All my favorite shows this year were half-hour comedies.
1st- Curb Your Enthusiasm: This HBO show follows Larry David, the real life co-creator of Seinfeld in his fictional daily life. This year Larry resolved to stage a Seinfield reunion show as a ploy to get his ex-wife back. He convinces the original cast members to appear as themselves working on the reunion show. It is rude, funny, and priceless. Seeing the old Seinfeld sets recreated and hearing the old gang act out what would actually make a pretty damn good Seinfeld show made for my favorite show this year.
2nd -The Office: This show continues to be inventive and clever, parodying with painful accuracy the American office worker. (my kids tell me that if you don’t recognize yourself as one of the characters, you’re Michael)
3rd- Bored to Death: Jason Schwartzman (who you’ll recognize from The Darjeeling Limited) stars as a struggling New York writer who moonlights as a private detective. Also stars Zach Galifianakis (the bearded nerd in The Hangover) with hilarious performances by Ted Danson. Well written, well acted, and a loads of goofy fun.
Runner Up –Glee: You’ve probably read and heard enough about this show. Good, original television.
My two favorite films this year are both animated and both brilliant.
Up: It’s not often a film is so universal in it’s appeal that it can entertain a 5 year old, a teenager, a 45 year old, or an elderly viewer all at the same time.
If you’re like me, animated clips of an elderly man with balloons tied to his house looks like a promo for a PBS children’s show, put that our of your mind and just watch it. It will touch your heart and put a very big smile on your face.

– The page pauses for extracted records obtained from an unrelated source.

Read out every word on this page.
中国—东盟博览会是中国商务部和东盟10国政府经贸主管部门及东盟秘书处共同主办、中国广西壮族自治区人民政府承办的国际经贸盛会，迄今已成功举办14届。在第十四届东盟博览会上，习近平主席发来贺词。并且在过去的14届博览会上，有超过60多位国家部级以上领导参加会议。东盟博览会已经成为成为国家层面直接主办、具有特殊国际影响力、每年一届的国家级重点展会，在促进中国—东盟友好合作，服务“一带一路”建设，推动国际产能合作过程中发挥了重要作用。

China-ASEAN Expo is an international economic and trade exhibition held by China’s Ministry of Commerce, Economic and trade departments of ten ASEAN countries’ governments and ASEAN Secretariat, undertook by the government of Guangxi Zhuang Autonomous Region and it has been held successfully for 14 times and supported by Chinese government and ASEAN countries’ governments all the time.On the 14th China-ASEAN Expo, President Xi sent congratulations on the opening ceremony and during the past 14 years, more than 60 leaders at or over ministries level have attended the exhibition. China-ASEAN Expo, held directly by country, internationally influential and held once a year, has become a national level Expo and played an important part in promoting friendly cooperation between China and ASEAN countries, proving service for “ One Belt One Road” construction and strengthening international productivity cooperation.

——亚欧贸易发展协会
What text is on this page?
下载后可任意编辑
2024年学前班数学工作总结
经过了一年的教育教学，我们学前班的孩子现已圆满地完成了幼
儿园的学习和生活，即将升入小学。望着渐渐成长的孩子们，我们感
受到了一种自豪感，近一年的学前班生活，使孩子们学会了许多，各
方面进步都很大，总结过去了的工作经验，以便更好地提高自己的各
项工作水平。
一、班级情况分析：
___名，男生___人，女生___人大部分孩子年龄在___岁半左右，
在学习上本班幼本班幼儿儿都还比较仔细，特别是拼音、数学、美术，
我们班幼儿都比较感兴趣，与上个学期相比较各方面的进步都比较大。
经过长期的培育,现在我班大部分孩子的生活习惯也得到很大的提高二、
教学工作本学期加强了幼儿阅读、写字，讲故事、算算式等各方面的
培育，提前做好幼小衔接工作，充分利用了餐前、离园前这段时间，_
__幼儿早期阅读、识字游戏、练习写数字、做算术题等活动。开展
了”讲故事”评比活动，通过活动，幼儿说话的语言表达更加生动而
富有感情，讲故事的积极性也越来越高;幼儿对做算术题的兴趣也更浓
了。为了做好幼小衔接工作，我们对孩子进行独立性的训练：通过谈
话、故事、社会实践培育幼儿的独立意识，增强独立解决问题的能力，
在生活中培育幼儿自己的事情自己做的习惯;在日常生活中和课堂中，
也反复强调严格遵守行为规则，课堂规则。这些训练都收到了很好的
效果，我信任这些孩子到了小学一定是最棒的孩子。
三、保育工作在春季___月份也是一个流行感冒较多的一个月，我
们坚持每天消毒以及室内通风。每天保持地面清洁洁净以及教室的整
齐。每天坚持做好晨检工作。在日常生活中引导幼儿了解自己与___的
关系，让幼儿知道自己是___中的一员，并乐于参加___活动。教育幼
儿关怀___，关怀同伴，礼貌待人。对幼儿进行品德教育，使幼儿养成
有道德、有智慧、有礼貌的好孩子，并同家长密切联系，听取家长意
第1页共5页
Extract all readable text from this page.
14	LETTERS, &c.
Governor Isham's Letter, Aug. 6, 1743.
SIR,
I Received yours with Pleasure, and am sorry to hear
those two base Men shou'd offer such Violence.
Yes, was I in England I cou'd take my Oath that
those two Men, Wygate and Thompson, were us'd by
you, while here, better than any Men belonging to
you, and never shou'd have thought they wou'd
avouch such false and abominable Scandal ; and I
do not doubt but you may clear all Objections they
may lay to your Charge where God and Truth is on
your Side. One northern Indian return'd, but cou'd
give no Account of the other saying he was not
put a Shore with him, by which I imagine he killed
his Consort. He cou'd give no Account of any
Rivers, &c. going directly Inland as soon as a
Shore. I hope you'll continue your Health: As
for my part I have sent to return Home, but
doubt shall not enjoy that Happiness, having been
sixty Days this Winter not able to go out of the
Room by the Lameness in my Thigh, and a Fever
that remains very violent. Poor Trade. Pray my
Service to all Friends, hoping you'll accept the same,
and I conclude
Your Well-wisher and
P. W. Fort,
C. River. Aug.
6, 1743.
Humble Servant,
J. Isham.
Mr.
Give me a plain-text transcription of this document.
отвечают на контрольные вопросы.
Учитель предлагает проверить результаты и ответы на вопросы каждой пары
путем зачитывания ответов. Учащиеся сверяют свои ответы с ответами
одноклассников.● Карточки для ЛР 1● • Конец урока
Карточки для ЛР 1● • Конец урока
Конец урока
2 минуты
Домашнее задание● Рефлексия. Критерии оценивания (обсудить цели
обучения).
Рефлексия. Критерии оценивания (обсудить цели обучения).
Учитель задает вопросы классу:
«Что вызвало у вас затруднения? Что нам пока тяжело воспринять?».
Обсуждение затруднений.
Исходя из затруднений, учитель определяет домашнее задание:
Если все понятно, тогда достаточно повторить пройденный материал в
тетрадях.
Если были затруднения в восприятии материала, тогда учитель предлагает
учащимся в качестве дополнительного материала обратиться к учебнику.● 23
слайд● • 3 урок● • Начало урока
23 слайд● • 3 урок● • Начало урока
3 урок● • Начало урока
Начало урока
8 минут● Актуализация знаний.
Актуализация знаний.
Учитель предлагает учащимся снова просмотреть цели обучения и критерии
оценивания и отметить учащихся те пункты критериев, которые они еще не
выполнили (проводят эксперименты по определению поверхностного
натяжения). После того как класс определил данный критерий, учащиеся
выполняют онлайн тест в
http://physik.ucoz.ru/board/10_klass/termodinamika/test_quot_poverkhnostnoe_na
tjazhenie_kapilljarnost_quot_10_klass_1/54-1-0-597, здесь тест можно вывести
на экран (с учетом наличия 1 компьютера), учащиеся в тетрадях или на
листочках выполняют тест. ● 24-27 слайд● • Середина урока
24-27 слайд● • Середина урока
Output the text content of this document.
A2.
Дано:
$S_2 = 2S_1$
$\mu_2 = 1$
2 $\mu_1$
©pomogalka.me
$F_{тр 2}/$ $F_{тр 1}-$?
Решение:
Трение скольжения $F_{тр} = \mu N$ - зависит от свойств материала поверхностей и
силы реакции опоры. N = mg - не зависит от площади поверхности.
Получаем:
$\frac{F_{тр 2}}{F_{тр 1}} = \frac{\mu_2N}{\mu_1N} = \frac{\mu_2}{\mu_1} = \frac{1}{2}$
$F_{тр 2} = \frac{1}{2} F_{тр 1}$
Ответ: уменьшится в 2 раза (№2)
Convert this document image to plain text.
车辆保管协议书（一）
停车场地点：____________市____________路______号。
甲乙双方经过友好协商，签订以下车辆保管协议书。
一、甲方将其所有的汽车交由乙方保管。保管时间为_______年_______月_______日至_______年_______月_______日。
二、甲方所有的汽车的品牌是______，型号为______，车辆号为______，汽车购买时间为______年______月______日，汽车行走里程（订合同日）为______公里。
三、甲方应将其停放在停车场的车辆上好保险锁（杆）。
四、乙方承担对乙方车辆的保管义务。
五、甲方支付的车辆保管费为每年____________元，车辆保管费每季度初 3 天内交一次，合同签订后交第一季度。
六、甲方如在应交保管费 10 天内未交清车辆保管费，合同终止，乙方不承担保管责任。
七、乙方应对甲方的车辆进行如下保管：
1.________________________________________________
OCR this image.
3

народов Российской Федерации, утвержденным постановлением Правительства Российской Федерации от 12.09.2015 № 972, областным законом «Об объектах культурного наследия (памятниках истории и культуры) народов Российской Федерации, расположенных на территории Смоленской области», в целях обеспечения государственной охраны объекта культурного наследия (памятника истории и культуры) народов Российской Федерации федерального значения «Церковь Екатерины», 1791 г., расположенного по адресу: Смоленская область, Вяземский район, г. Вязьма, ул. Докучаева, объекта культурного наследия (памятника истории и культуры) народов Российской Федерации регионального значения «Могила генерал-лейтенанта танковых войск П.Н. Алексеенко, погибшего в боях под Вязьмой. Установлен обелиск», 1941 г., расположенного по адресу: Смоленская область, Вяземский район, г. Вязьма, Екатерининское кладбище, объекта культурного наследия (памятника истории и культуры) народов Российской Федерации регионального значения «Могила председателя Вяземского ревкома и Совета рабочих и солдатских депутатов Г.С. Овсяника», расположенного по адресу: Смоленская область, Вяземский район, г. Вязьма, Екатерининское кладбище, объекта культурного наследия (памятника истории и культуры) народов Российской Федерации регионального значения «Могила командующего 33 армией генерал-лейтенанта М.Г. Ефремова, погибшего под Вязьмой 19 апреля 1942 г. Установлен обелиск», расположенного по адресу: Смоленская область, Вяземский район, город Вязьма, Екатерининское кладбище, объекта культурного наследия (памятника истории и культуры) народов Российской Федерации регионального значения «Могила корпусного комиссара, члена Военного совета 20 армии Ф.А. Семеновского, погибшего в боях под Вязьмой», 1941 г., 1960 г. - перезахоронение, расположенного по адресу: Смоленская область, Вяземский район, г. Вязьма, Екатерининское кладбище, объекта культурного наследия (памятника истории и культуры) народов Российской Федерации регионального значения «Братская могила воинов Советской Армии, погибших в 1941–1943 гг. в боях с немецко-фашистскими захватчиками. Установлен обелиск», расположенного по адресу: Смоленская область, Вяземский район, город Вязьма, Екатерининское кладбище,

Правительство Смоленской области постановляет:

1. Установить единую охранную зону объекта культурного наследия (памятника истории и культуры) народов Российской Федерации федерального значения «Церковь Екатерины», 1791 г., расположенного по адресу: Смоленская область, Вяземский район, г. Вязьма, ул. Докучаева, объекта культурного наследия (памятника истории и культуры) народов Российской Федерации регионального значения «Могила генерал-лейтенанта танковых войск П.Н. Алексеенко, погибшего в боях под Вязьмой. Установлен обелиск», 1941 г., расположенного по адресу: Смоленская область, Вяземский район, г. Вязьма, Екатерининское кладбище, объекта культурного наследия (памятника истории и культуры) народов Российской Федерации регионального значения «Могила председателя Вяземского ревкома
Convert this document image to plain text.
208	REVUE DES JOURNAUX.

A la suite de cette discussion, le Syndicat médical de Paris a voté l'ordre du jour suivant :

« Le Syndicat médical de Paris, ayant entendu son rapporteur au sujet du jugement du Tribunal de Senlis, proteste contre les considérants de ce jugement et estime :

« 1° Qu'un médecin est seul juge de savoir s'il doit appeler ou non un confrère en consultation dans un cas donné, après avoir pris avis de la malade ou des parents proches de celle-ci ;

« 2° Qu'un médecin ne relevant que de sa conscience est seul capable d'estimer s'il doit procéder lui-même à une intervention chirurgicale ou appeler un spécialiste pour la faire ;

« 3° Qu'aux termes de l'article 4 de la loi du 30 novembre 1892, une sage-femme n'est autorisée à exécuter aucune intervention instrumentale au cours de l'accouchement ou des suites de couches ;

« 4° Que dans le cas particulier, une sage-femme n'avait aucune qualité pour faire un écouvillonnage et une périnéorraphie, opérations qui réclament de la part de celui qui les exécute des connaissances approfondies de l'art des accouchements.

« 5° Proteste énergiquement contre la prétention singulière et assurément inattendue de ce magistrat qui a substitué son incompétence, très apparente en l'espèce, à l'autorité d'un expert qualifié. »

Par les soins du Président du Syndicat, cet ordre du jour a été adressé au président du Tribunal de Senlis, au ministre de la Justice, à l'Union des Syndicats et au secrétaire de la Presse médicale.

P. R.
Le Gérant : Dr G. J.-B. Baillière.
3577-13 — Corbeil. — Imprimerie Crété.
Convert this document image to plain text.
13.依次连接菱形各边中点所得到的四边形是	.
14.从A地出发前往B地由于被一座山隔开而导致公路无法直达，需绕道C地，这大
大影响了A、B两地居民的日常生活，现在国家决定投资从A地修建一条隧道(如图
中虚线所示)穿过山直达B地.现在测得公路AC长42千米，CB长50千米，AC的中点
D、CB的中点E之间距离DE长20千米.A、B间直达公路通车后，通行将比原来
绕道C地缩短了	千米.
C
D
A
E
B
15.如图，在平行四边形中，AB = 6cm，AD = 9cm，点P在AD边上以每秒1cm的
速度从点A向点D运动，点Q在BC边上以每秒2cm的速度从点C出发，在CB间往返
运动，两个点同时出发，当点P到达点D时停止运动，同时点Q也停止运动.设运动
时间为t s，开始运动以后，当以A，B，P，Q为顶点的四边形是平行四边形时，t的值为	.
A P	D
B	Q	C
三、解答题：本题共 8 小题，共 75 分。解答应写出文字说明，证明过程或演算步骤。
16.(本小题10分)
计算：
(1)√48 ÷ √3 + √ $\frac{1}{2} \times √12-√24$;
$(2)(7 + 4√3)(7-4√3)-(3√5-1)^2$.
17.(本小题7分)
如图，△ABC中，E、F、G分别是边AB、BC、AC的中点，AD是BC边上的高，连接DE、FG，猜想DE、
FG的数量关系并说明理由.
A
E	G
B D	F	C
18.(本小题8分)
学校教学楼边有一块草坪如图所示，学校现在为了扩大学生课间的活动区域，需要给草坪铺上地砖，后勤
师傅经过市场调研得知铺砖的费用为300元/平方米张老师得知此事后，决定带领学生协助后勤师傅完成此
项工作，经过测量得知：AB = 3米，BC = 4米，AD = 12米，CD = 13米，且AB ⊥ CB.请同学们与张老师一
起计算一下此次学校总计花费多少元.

Avatar: I had my guard up against this one as well. But halfway through the 3-D version I was reaching out for the insects fluttering in front of my face and wishing I could fly on dragons. It reminded me how Star Wars made me feel when I was a teenager in the ‘70s. You leave wondering if perhaps you just saw a glimpse of a revolution in.
And like Star Wars, the plot of Avatar is as trite as an after school special, but it so thoroughly transports you to a new and amazing place, immersing you in compelling reality that can’t possibly exist and is so brilliantly conceived and executed, you’ll forgive the plot shortcomings.